A St. Paul charter school that has used hip-hop to engage students who have struggled elsewhere has won a $100,000 grant from the Bush Foundation.

The High School for Recording Arts is among 16 organizations selected by the foundation to be part of a "Community Creativity Cohort" that will help inform the Bush Foundation's future endeavors in the arts.

"By working closely with the Community Creativity Cohort, we hope to increase our understanding of (the challenges they face) and thereby strengthen our future efforts to support work that meaningfully engages people in the arts and integrates arts into public life," the foundation said.

The charter school has worked with State Farm Insurance Co., a sponsor, on public service campaigns that include Click 4 Life, which encouraged seat belt use, and 26 Seconds, which set out to reduce high school dropout rates.

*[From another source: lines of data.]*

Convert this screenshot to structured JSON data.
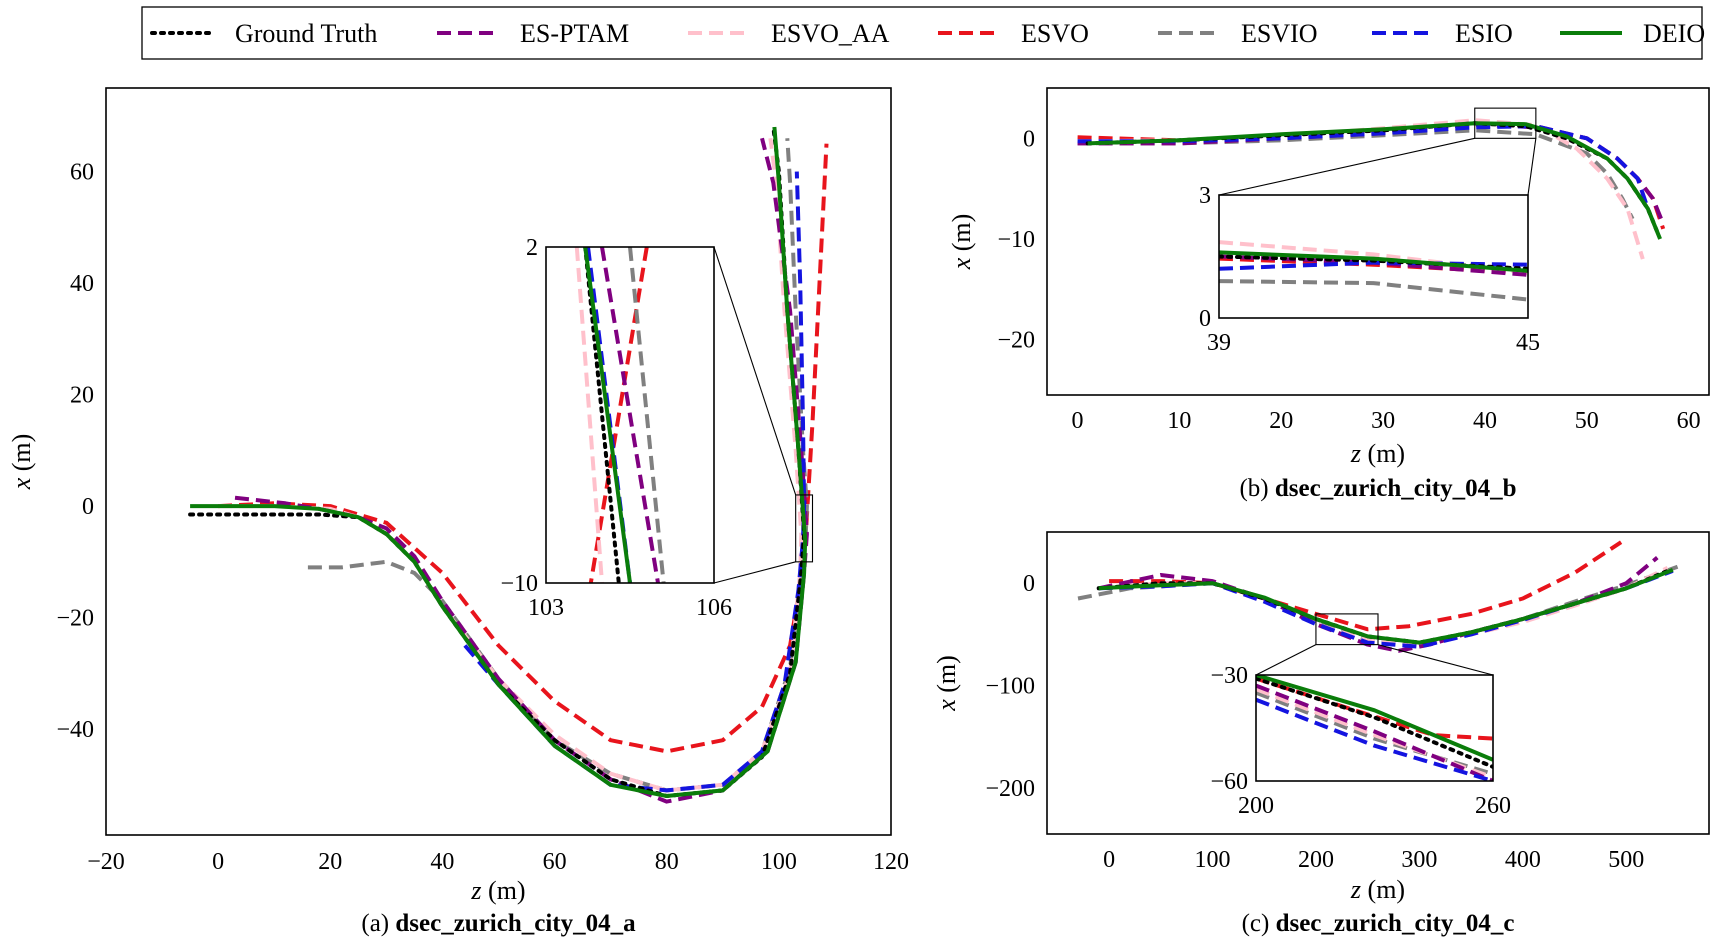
{
  "legend": {
    "entries": [
      {
        "label": "Ground Truth",
        "color": "#000000",
        "dash": "dotted"
      },
      {
        "label": "ES-PTAM",
        "color": "#800080",
        "dash": "dashed"
      },
      {
        "label": "ESVO_AA",
        "color": "#ffc0cb",
        "dash": "dashed"
      },
      {
        "label": "ESVO",
        "color": "#e8141c",
        "dash": "dashed"
      },
      {
        "label": "ESVIO",
        "color": "#808080",
        "dash": "dashed"
      },
      {
        "label": "ESIO",
        "color": "#1414e0",
        "dash": "dashed"
      },
      {
        "label": "DEIO",
        "color": "#0a7d0a",
        "dash": "solid"
      }
    ]
  },
  "chart_data": [
    {
      "type": "line",
      "caption_prefix": "(a) ",
      "caption_bold": "dsec_zurich_city_04_a",
      "xlabel": "z (m)",
      "ylabel": "x (m)",
      "xlim": [
        -20,
        120
      ],
      "ylim": [
        -59,
        75
      ],
      "xticks": [
        -20,
        0,
        20,
        40,
        60,
        80,
        100,
        120
      ],
      "yticks": [
        -40,
        -20,
        0,
        20,
        40,
        60
      ],
      "series": [
        {
          "name": "Ground Truth",
          "x": [
            -5,
            10,
            18,
            25,
            30,
            35,
            40,
            50,
            60,
            70,
            80,
            90,
            97,
            102,
            104,
            104.5,
            103.5,
            101.5,
            100,
            99
          ],
          "y": [
            -1.5,
            -1.5,
            -1.5,
            -2,
            -5,
            -10,
            -18,
            -32,
            -42,
            -49,
            -52,
            -51,
            -45,
            -30,
            -12,
            -5,
            10,
            35,
            60,
            68
          ]
        },
        {
          "name": "ES-PTAM",
          "x": [
            3,
            12,
            18,
            25,
            30,
            35,
            40,
            50,
            60,
            70,
            80,
            90,
            98,
            103,
            104.5,
            105,
            104,
            102,
            99,
            97
          ],
          "y": [
            1.5,
            0.5,
            -0.5,
            -2,
            -4,
            -9,
            -17,
            -31,
            -42,
            -49,
            -53,
            -51,
            -44,
            -28,
            -12,
            -5,
            10,
            35,
            58,
            66
          ]
        },
        {
          "name": "ESVO_AA",
          "x": [
            0,
            10,
            20,
            25,
            30,
            35,
            40,
            50,
            60,
            70,
            80,
            90,
            97,
            102,
            103.8,
            104,
            103,
            101,
            99.5,
            98.5
          ],
          "y": [
            0,
            0,
            -0.5,
            -2,
            -5,
            -10,
            -18,
            -31,
            -41,
            -48,
            -51,
            -50,
            -44,
            -30,
            -12,
            -5,
            10,
            35,
            58,
            66
          ]
        },
        {
          "name": "ESVO",
          "x": [
            0,
            10,
            20,
            30,
            40,
            50,
            60,
            70,
            80,
            90,
            97,
            102,
            104,
            104.5,
            104.8,
            106,
            107.5,
            108.5
          ],
          "y": [
            0,
            0.5,
            0,
            -3,
            -12,
            -25,
            -35,
            -42,
            -44,
            -42,
            -36,
            -25,
            -13,
            -9,
            -5,
            15,
            45,
            65
          ]
        },
        {
          "name": "ESVIO",
          "x": [
            16,
            22,
            30,
            35,
            40,
            50,
            60,
            70,
            80,
            90,
            97,
            102,
            104,
            104.8,
            105,
            104.3,
            103,
            102,
            101.5
          ],
          "y": [
            -11,
            -11,
            -10,
            -12,
            -17,
            -31,
            -42,
            -48,
            -51,
            -50,
            -44,
            -29,
            -12,
            -5,
            0,
            10,
            35,
            58,
            66
          ]
        },
        {
          "name": "ESIO",
          "x": [
            44,
            50,
            60,
            70,
            80,
            90,
            97,
            101,
            103.5,
            104.3,
            104.5,
            104.3,
            103.8,
            103.2
          ],
          "y": [
            -25,
            -32,
            -43,
            -50,
            -51,
            -50,
            -44,
            -32,
            -15,
            -6,
            0,
            15,
            40,
            60
          ]
        },
        {
          "name": "DEIO",
          "x": [
            -5,
            0,
            10,
            18,
            25,
            30,
            35,
            40,
            50,
            60,
            70,
            80,
            90,
            98,
            103,
            104.5,
            104.7,
            103.5,
            101.5,
            100,
            99.2
          ],
          "y": [
            0,
            0,
            0,
            -0.5,
            -2,
            -5,
            -10,
            -18,
            -32,
            -43,
            -50,
            -52,
            -51,
            -44,
            -28,
            -12,
            -6,
            10,
            35,
            58,
            68
          ]
        }
      ],
      "inset": {
        "xlim": [
          103,
          106
        ],
        "ylim": [
          -10,
          2
        ],
        "xticks": [
          103,
          106
        ],
        "yticks": [
          -10,
          2
        ],
        "series": [
          {
            "name": "Ground Truth",
            "x": [
              103.7,
              104.3
            ],
            "y": [
              2,
              -10
            ]
          },
          {
            "name": "ES-PTAM",
            "x": [
              104.0,
              105.0
            ],
            "y": [
              2,
              -10
            ]
          },
          {
            "name": "ESVO_AA",
            "x": [
              103.55,
              104.0
            ],
            "y": [
              2,
              -10
            ]
          },
          {
            "name": "ESVO",
            "x": [
              104.8,
              103.8
            ],
            "y": [
              2,
              -10
            ]
          },
          {
            "name": "ESVIO",
            "x": [
              104.5,
              105.1
            ],
            "y": [
              2,
              -10
            ]
          },
          {
            "name": "ESIO",
            "x": [
              103.75,
              104.5
            ],
            "y": [
              2,
              -10
            ]
          },
          {
            "name": "DEIO",
            "x": [
              103.7,
              104.5
            ],
            "y": [
              2,
              -10
            ]
          }
        ]
      }
    },
    {
      "type": "line",
      "caption_prefix": "(b) ",
      "caption_bold": "dsec_zurich_city_04_b",
      "xlabel": "z (m)",
      "ylabel": "x (m)",
      "xlim": [
        -3,
        62
      ],
      "ylim": [
        -25.5,
        5
      ],
      "xticks": [
        0,
        10,
        20,
        30,
        40,
        50,
        60
      ],
      "yticks": [
        -20,
        -10,
        0
      ],
      "series": [
        {
          "name": "Ground Truth",
          "x": [
            1,
            10,
            20,
            30,
            39,
            44,
            48,
            52,
            54,
            56,
            57
          ],
          "y": [
            -0.5,
            -0.2,
            0.3,
            0.8,
            1.5,
            1.2,
            0,
            -2,
            -4,
            -7,
            -9.5
          ]
        },
        {
          "name": "ES-PTAM",
          "x": [
            0,
            10,
            20,
            30,
            39,
            45,
            50,
            53,
            55,
            56.5,
            57.5
          ],
          "y": [
            -0.5,
            -0.5,
            0,
            0.5,
            1.4,
            1.1,
            0,
            -2,
            -4,
            -6,
            -8.5
          ]
        },
        {
          "name": "ESVO_AA",
          "x": [
            0,
            10,
            20,
            30,
            39,
            45,
            49,
            52,
            54,
            55.5
          ],
          "y": [
            -0.3,
            -0.2,
            0.2,
            1,
            1.8,
            1.3,
            -1,
            -4,
            -7,
            -12
          ]
        },
        {
          "name": "ESVO",
          "x": [
            0,
            10,
            20,
            30,
            39,
            45,
            50,
            53,
            55,
            56.5,
            57.5
          ],
          "y": [
            0.1,
            -0.2,
            0.2,
            0.8,
            1.3,
            1.2,
            0,
            -2,
            -4,
            -6,
            -9
          ]
        },
        {
          "name": "ESVIO",
          "x": [
            0,
            10,
            20,
            30,
            39,
            45,
            50,
            52,
            53.5,
            54.5
          ],
          "y": [
            -0.5,
            -0.5,
            -0.2,
            0.3,
            0.8,
            0.4,
            -1.5,
            -3.5,
            -6,
            -8
          ]
        },
        {
          "name": "ESIO",
          "x": [
            0,
            10,
            20,
            30,
            39,
            45,
            50,
            53,
            55,
            56
          ],
          "y": [
            -0.3,
            -0.3,
            0,
            0.5,
            1.1,
            1.2,
            0,
            -2,
            -4,
            -7
          ]
        },
        {
          "name": "DEIO",
          "x": [
            1,
            10,
            20,
            30,
            39,
            44,
            48,
            52,
            54,
            56,
            57.2
          ],
          "y": [
            -0.5,
            -0.2,
            0.4,
            0.9,
            1.5,
            1.4,
            0.2,
            -2,
            -4,
            -7,
            -10
          ]
        }
      ],
      "inset": {
        "xlim": [
          39,
          45
        ],
        "ylim": [
          0,
          3
        ],
        "xticks": [
          39,
          45
        ],
        "yticks": [
          0,
          3
        ],
        "series": [
          {
            "name": "Ground Truth",
            "x": [
              39,
              42,
              45
            ],
            "y": [
              1.5,
              1.4,
              1.2
            ]
          },
          {
            "name": "ES-PTAM",
            "x": [
              39,
              42,
              45
            ],
            "y": [
              1.5,
              1.35,
              1.05
            ]
          },
          {
            "name": "ESVO_AA",
            "x": [
              39,
              42,
              45
            ],
            "y": [
              1.85,
              1.55,
              1.1
            ]
          },
          {
            "name": "ESVO",
            "x": [
              39,
              42,
              45
            ],
            "y": [
              1.45,
              1.3,
              1.1
            ]
          },
          {
            "name": "ESVIO",
            "x": [
              39,
              42,
              45
            ],
            "y": [
              0.9,
              0.85,
              0.45
            ]
          },
          {
            "name": "ESIO",
            "x": [
              39,
              42,
              45
            ],
            "y": [
              1.2,
              1.35,
              1.3
            ]
          },
          {
            "name": "DEIO",
            "x": [
              39,
              42,
              45
            ],
            "y": [
              1.6,
              1.45,
              1.15
            ]
          }
        ]
      }
    },
    {
      "type": "line",
      "caption_prefix": "(c) ",
      "caption_bold": "dsec_zurich_city_04_c",
      "xlabel": "z (m)",
      "ylabel": "x (m)",
      "xlim": [
        -60,
        580
      ],
      "ylim": [
        -245,
        50
      ],
      "xticks": [
        0,
        100,
        200,
        300,
        400,
        500
      ],
      "yticks": [
        -200,
        -100,
        0
      ],
      "series": [
        {
          "name": "Ground Truth",
          "x": [
            -10,
            50,
            100,
            150,
            200,
            250,
            300,
            350,
            400,
            450,
            500,
            540
          ],
          "y": [
            -5,
            0,
            0,
            -15,
            -35,
            -52,
            -58,
            -48,
            -35,
            -20,
            -5,
            12
          ]
        },
        {
          "name": "ES-PTAM",
          "x": [
            -10,
            50,
            100,
            150,
            200,
            250,
            280,
            310,
            350,
            400,
            450,
            500,
            530
          ],
          "y": [
            -5,
            8,
            2,
            -15,
            -40,
            -60,
            -66,
            -60,
            -48,
            -35,
            -20,
            0,
            25
          ]
        },
        {
          "name": "ESVO_AA",
          "x": [
            -10,
            50,
            100,
            150,
            200,
            250,
            300,
            350,
            400,
            450,
            500,
            540
          ],
          "y": [
            -5,
            0,
            0,
            -15,
            -40,
            -56,
            -60,
            -50,
            -38,
            -22,
            -5,
            15
          ]
        },
        {
          "name": "ESVO",
          "x": [
            0,
            50,
            100,
            150,
            200,
            250,
            290,
            350,
            400,
            450,
            495
          ],
          "y": [
            2,
            2,
            0,
            -15,
            -30,
            -45,
            -42,
            -30,
            -15,
            10,
            40
          ]
        },
        {
          "name": "ESVIO",
          "x": [
            -30,
            20,
            100,
            150,
            200,
            250,
            300,
            350,
            400,
            450,
            500,
            555
          ],
          "y": [
            -15,
            -5,
            0,
            -15,
            -38,
            -55,
            -60,
            -50,
            -35,
            -18,
            -2,
            18
          ]
        },
        {
          "name": "ESIO",
          "x": [
            -10,
            50,
            100,
            150,
            200,
            250,
            300,
            350,
            400,
            450,
            500,
            545
          ],
          "y": [
            -5,
            -3,
            0,
            -18,
            -40,
            -58,
            -62,
            -50,
            -36,
            -20,
            -5,
            12
          ]
        },
        {
          "name": "DEIO",
          "x": [
            -10,
            50,
            100,
            150,
            200,
            250,
            300,
            350,
            400,
            450,
            500,
            545
          ],
          "y": [
            -5,
            -2,
            0,
            -14,
            -35,
            -52,
            -58,
            -48,
            -35,
            -20,
            -5,
            13
          ]
        }
      ],
      "inset": {
        "xlim": [
          200,
          260
        ],
        "ylim": [
          -60,
          -30
        ],
        "xticks": [
          200,
          260
        ],
        "yticks": [
          -60,
          -30
        ],
        "series": [
          {
            "name": "Ground Truth",
            "x": [
              200,
              230,
              260
            ],
            "y": [
              -31,
              -42,
              -56
            ]
          },
          {
            "name": "ES-PTAM",
            "x": [
              200,
              230,
              260
            ],
            "y": [
              -33,
              -46,
              -60
            ]
          },
          {
            "name": "ESVO_AA",
            "x": [
              200,
              230,
              260
            ],
            "y": [
              -34,
              -47,
              -59
            ]
          },
          {
            "name": "ESVO",
            "x": [
              200,
              225,
              245,
              260
            ],
            "y": [
              -31,
              -40,
              -47,
              -48
            ]
          },
          {
            "name": "ESVIO",
            "x": [
              200,
              230,
              260
            ],
            "y": [
              -35,
              -48,
              -58
            ]
          },
          {
            "name": "ESIO",
            "x": [
              200,
              230,
              260
            ],
            "y": [
              -37,
              -50,
              -60
            ]
          },
          {
            "name": "DEIO",
            "x": [
              200,
              230,
              260
            ],
            "y": [
              -30,
              -40,
              -54
            ]
          }
        ]
      }
    }
  ]
}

Every 26 seconds, a high school student quits school, according to the campaign, for which High School for Recording Arts students contributed a song, "Take Control."

"We take being a part of the Bush Foundation Community Creativity Cohort very seriously," Tony Simmons, the school's executive director, said in a news release. "We will continue to work with our students and partners in providing a true 21st century education for our students while making the world a better place by using their public art to positively transform our community and the world."

The cohort project runs six to nine months, and will require its 16 participants to write monthly reflections on the progress of their work, the foundation's website states.

Other grant recipients include the Native American Community Development Institute (NACDI), Center for Hmong Arts and Talent (CHAT), the Children's Theatre Company, Lanesboro Arts and the Matthews Opera House & Arts Center.